Many people have blogged the New York Times's account of the would-be pilot who can't fly because the government has put him on a secret list he can't get off. But none of the blogs I read has noted the most insidious and evil aspect of the story in With Watch List, Pilot's Career Is Stalled.
Yes, it's very very evil that this man has been denied not just due process, but any process at all to remove this serious impediment to his chosen career. His freedom is compromised.
And the article paints him as a nice, sympathetic guy, a victim, who just happens to have helped a 9/11 terrorist by giving him a ride to flight school, and also helped him move some furniture one day. I have no reason to doubt that Juan Carlos Merida is innocent of any crime, and is as nice as the quoted people say he is.

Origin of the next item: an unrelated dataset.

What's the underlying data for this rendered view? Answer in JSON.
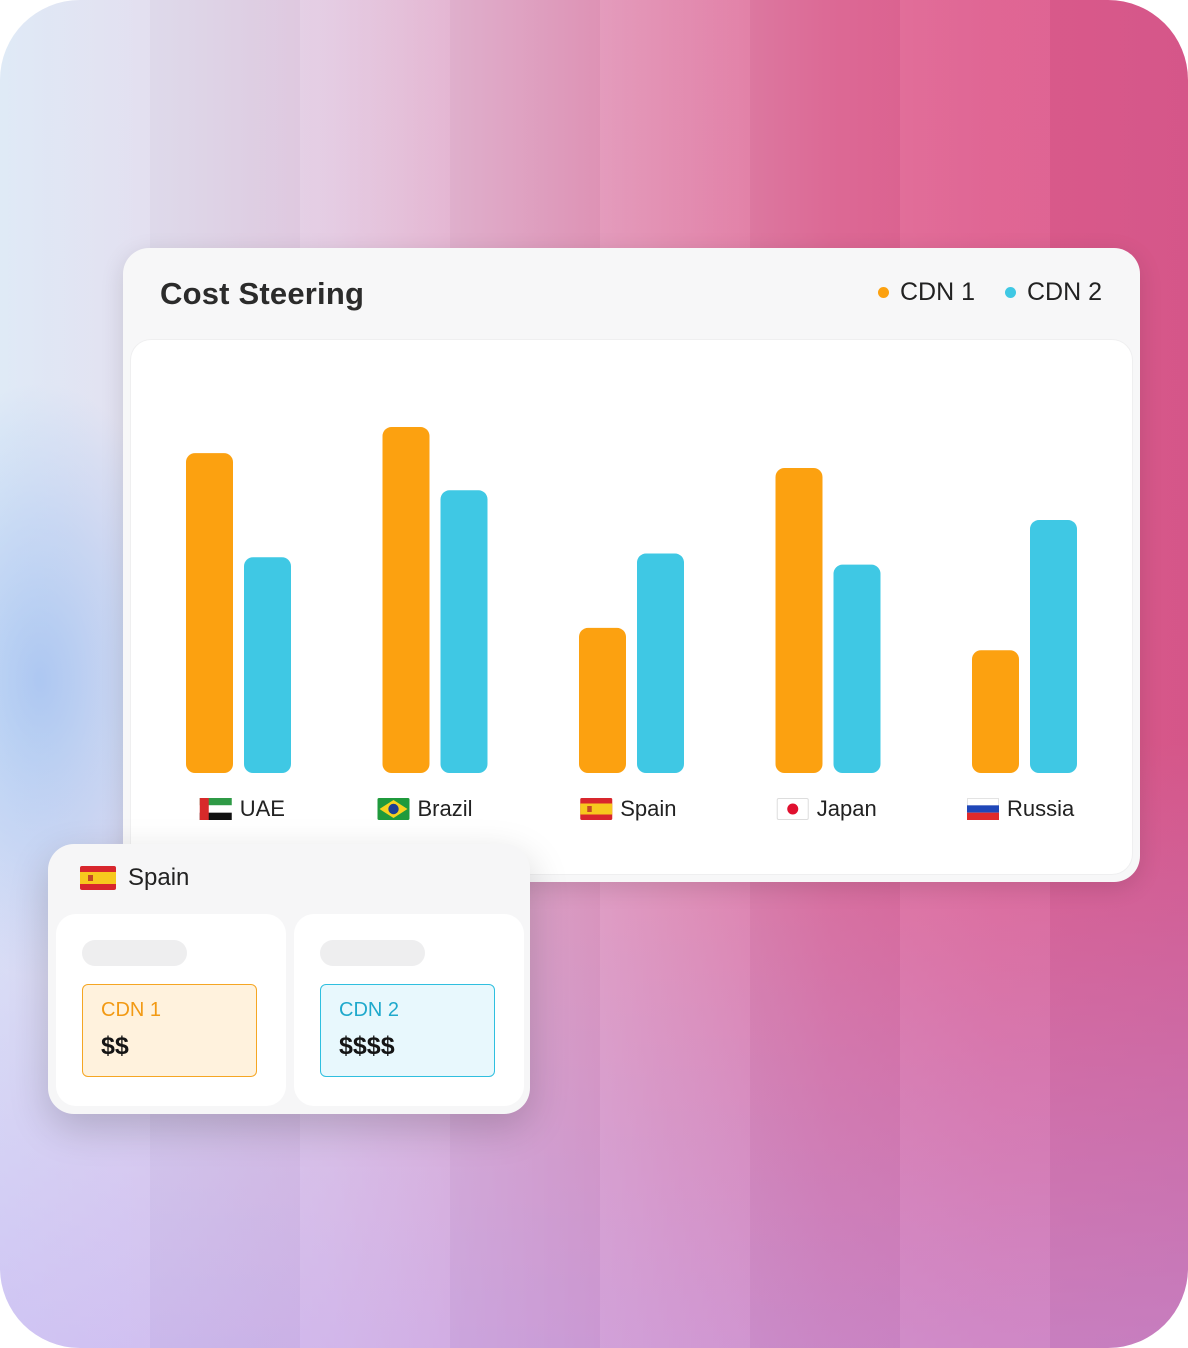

But look at what the circumstances of being trapped in this Kafkaesque vise did to Mr. Nice Guy:
In his eagerness to prove his loyalty and win over the F.B.I., Mr. Merida said, he readily agreed to agents' requests last year to supply confidential information on other flight school students. But that has gotten him nowhere, he said.

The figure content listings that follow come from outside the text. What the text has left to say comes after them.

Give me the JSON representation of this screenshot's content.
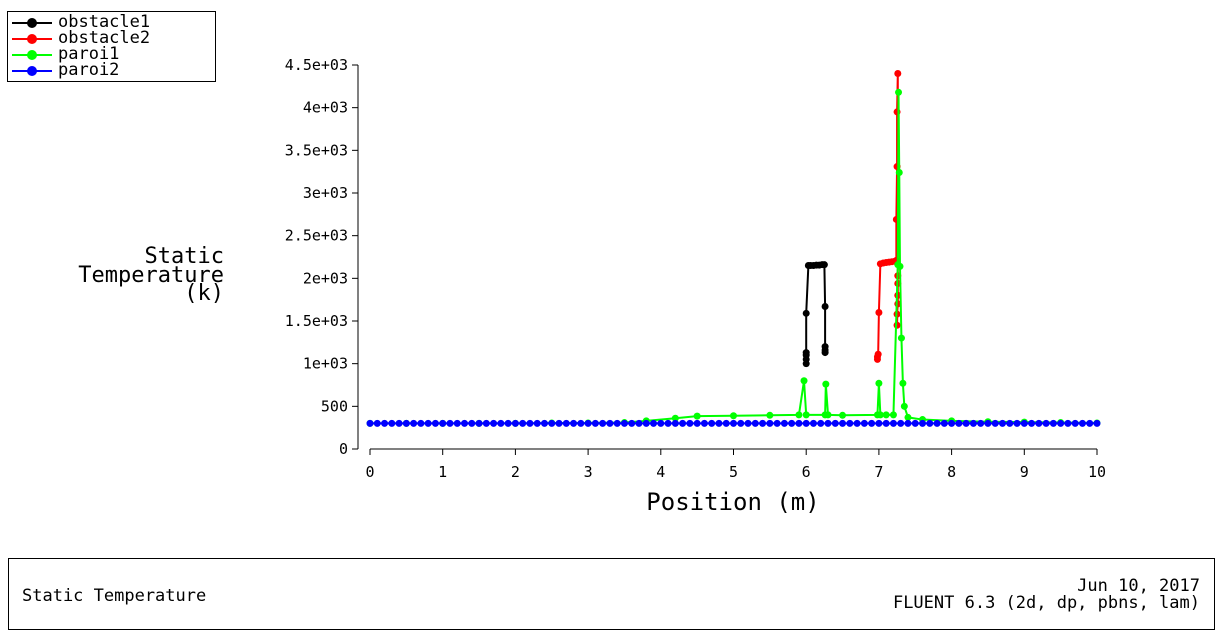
{
  "legend": [
    {
      "name": "obstacle1",
      "color": "#000000"
    },
    {
      "name": "obstacle2",
      "color": "#ff0000"
    },
    {
      "name": "paroi1",
      "color": "#00ff00"
    },
    {
      "name": "paroi2",
      "color": "#0000ff"
    }
  ],
  "footer": {
    "title": "Static Temperature",
    "date": "Jun 10, 2017",
    "solver": "FLUENT 6.3 (2d, dp, pbns, lam)"
  },
  "chart_data": {
    "type": "line",
    "xlabel": "Position (m)",
    "ylabel": [
      "Static",
      "Temperature",
      "(k)"
    ],
    "xlim": [
      0,
      10
    ],
    "ylim": [
      0,
      4500
    ],
    "x_ticks": [
      "0",
      "1",
      "2",
      "3",
      "4",
      "5",
      "6",
      "7",
      "8",
      "9",
      "10"
    ],
    "y_ticks": [
      "0",
      "500",
      "1e+03",
      "1.5e+03",
      "2e+03",
      "2.5e+03",
      "3e+03",
      "3.5e+03",
      "4e+03",
      "4.5e+03"
    ],
    "legend_position": "top-left",
    "grid": false,
    "series": [
      {
        "name": "obstacle1",
        "color": "#000000",
        "points": [
          [
            6.0,
            1000
          ],
          [
            6.0,
            1050
          ],
          [
            6.0,
            1100
          ],
          [
            6.0,
            1130
          ],
          [
            6.0,
            1590
          ],
          [
            6.03,
            2150
          ],
          [
            6.06,
            2150
          ],
          [
            6.1,
            2150
          ],
          [
            6.14,
            2155
          ],
          [
            6.18,
            2155
          ],
          [
            6.22,
            2160
          ],
          [
            6.25,
            2160
          ],
          [
            6.26,
            1670
          ],
          [
            6.26,
            1200
          ],
          [
            6.26,
            1160
          ],
          [
            6.26,
            1130
          ]
        ]
      },
      {
        "name": "obstacle2",
        "color": "#ff0000",
        "points": [
          [
            6.98,
            1050
          ],
          [
            6.98,
            1080
          ],
          [
            6.99,
            1110
          ],
          [
            7.0,
            1600
          ],
          [
            7.02,
            2170
          ],
          [
            7.06,
            2180
          ],
          [
            7.1,
            2185
          ],
          [
            7.14,
            2190
          ],
          [
            7.18,
            2195
          ],
          [
            7.22,
            2200
          ],
          [
            7.24,
            2210
          ],
          [
            7.24,
            2690
          ],
          [
            7.25,
            3310
          ],
          [
            7.25,
            3950
          ],
          [
            7.26,
            4400
          ],
          [
            7.26,
            1800
          ],
          [
            7.26,
            1700
          ],
          [
            7.25,
            1580
          ],
          [
            7.25,
            1450
          ],
          [
            7.26,
            1940
          ],
          [
            7.26,
            2030
          ]
        ]
      },
      {
        "name": "paroi1",
        "color": "#00ff00",
        "points": [
          [
            0,
            300
          ],
          [
            0.5,
            300
          ],
          [
            1,
            300
          ],
          [
            1.5,
            300
          ],
          [
            2,
            300
          ],
          [
            2.5,
            305
          ],
          [
            3,
            305
          ],
          [
            3.5,
            310
          ],
          [
            3.8,
            330
          ],
          [
            4.2,
            360
          ],
          [
            4.5,
            385
          ],
          [
            5,
            390
          ],
          [
            5.5,
            395
          ],
          [
            5.9,
            400
          ],
          [
            5.97,
            800
          ],
          [
            6.0,
            400
          ],
          [
            6.26,
            400
          ],
          [
            6.27,
            760
          ],
          [
            6.3,
            400
          ],
          [
            6.5,
            395
          ],
          [
            6.98,
            400
          ],
          [
            7.0,
            770
          ],
          [
            7.02,
            400
          ],
          [
            7.1,
            400
          ],
          [
            7.2,
            400
          ],
          [
            7.26,
            2160
          ],
          [
            7.27,
            4180
          ],
          [
            7.28,
            3240
          ],
          [
            7.29,
            2140
          ],
          [
            7.31,
            1300
          ],
          [
            7.33,
            770
          ],
          [
            7.35,
            500
          ],
          [
            7.4,
            370
          ],
          [
            7.6,
            345
          ],
          [
            8,
            330
          ],
          [
            8.5,
            320
          ],
          [
            9,
            315
          ],
          [
            9.5,
            310
          ],
          [
            10,
            305
          ]
        ]
      },
      {
        "name": "paroi2",
        "color": "#0000ff",
        "points": [
          [
            0,
            300
          ],
          [
            10,
            300
          ]
        ]
      }
    ]
  }
}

That's right. Mr. Nice Guy was so desperate to get off the US government blacklist that he became an informer on his fellow students. And even that wasn't enough.
So we have secret arbitrary blacklists that make you berufsverbot. We have people crawling to the secret service offering to be informers to save their careers. Will the next step will be secret denunciations. Almost certainly. If it goes on long enough then, in time, stoolies will have to meet their quotas for denunciations or get in trouble. Yes, I've seen this movie before. It wasn't pretty. But last time the actors had Russian and East German accents.